Ich zähle nicht weniger al 29 Kurven. Teilweise mit Gegenverkehr. Bei gerade mal einer Fahrzeugbreite Platz. Das hebt kurzfristig den Adrenalinspiegel. Dann bin ich oben, dort, wo die unbefestigte Straße beginnt, auf knapp 1600 m.

Die Aussicht ist grandios, das Wetter auch. Morgen wird es ebenso, sagen die Eingeborenen. Dort gehts hoch:

Ich fahre wieder runter, um in Susa etwas zu essen. Aber wie der Zufall so spielt, kommt mir eine Querstraße in die Quere, die auf die Nordseite des Tales zu führen scheint. Dann mal los.
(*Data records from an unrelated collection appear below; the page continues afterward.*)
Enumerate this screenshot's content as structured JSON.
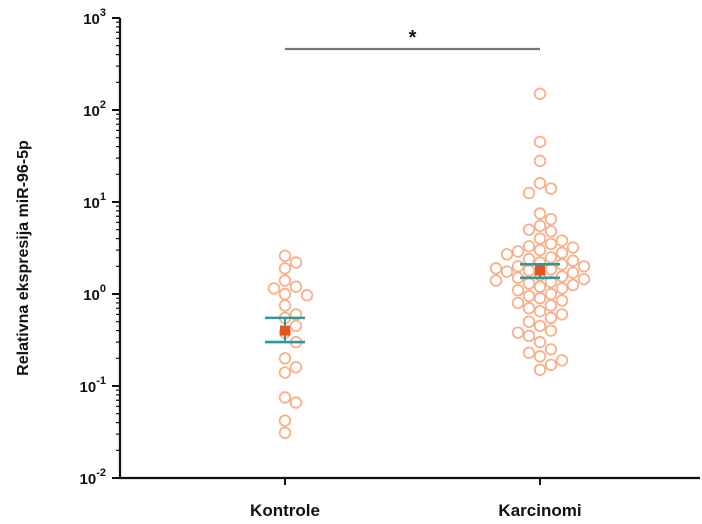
{
  "chart_data": {
    "type": "scatter",
    "ylabel": "Relativna ekspresija miR-96-5p",
    "yscale": "log",
    "ylim": [
      0.01,
      1000
    ],
    "yticks": [
      {
        "value": 0.01,
        "base": "10",
        "exp": "-2"
      },
      {
        "value": 0.1,
        "base": "10",
        "exp": "-1"
      },
      {
        "value": 1,
        "base": "10",
        "exp": "0"
      },
      {
        "value": 10,
        "base": "10",
        "exp": "1"
      },
      {
        "value": 100,
        "base": "10",
        "exp": "2"
      },
      {
        "value": 1000,
        "base": "10",
        "exp": "3"
      }
    ],
    "categories": [
      "Kontrole",
      "Karcinomi"
    ],
    "significance": {
      "from": "Kontrole",
      "to": "Karcinomi",
      "label": "*"
    },
    "grid": false,
    "series": [
      {
        "category": "Kontrole",
        "points": [
          2.6,
          2.2,
          1.9,
          1.4,
          1.2,
          1.15,
          1.0,
          0.97,
          0.75,
          0.6,
          0.55,
          0.45,
          0.38,
          0.3,
          0.2,
          0.16,
          0.14,
          0.075,
          0.066,
          0.042,
          0.031
        ],
        "mean": 0.4,
        "error_low": 0.3,
        "error_high": 0.55
      },
      {
        "category": "Karcinomi",
        "points": [
          150,
          45,
          28,
          16,
          14,
          12.5,
          7.5,
          6.5,
          5.5,
          5.0,
          4.8,
          4.0,
          3.8,
          3.5,
          3.3,
          3.2,
          3.0,
          2.9,
          2.8,
          2.7,
          2.5,
          2.4,
          2.3,
          2.2,
          2.1,
          2.0,
          2.0,
          1.9,
          1.85,
          1.8,
          1.75,
          1.7,
          1.6,
          1.55,
          1.5,
          1.45,
          1.4,
          1.35,
          1.3,
          1.25,
          1.2,
          1.15,
          1.1,
          1.0,
          0.95,
          0.9,
          0.85,
          0.8,
          0.75,
          0.7,
          0.65,
          0.6,
          0.55,
          0.5,
          0.45,
          0.4,
          0.38,
          0.35,
          0.3,
          0.25,
          0.23,
          0.21,
          0.19,
          0.17,
          0.15
        ],
        "mean": 1.8,
        "error_low": 1.5,
        "error_high": 2.1
      }
    ],
    "colors": {
      "point_stroke": "#f7b08a",
      "mean_marker": "#e8531d",
      "error_bar": "#2a9a9c",
      "axis": "#111111",
      "significance_line": "#777777"
    }
  }
}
Auch hier wieder Serpentinen satt. Sie führen mich auf über 1900 m, ohne das ich es recht merke. Allerdings wird es kühler – das ist dann schon zu merken. Oben wieder Schotter und phantastische Aussichten.

Höher gehts.

Und die untergehende Sonne taucht alles in ein magisches Licht.

Wieder unten. Der Koffer bewährt sich. Hab ihn schon mal für morgen gepackt: warme Sachen, Regenpelle, Wasser, Notration ;-), Lampe, Erste Hilfe Pack. Was man so auf 3000 m zu brauchen glaubt …

Morgen also Colle delle Finestre und Colle dell’Assietta. Werde früh aufbrechen, obwohl die Tour nur mit knapp 5 Stunden ausgezeichnet ist. Will die Ruhe des heutigen Tages morgen mit auf die Tour nehmen. Der Ruhetag hat gut getan. So wie es aussieht, werde ich die Planung eh ändern und nach den nächsten zwei Touren wieder einen Ruhetag einlegen. Schließlich ist das hier ein Urlaub und kein Wettbewerb.

Der Tag schließt mit einem Birra Monetti. Sehr dunkel, sehr malzig, sehr willkomen.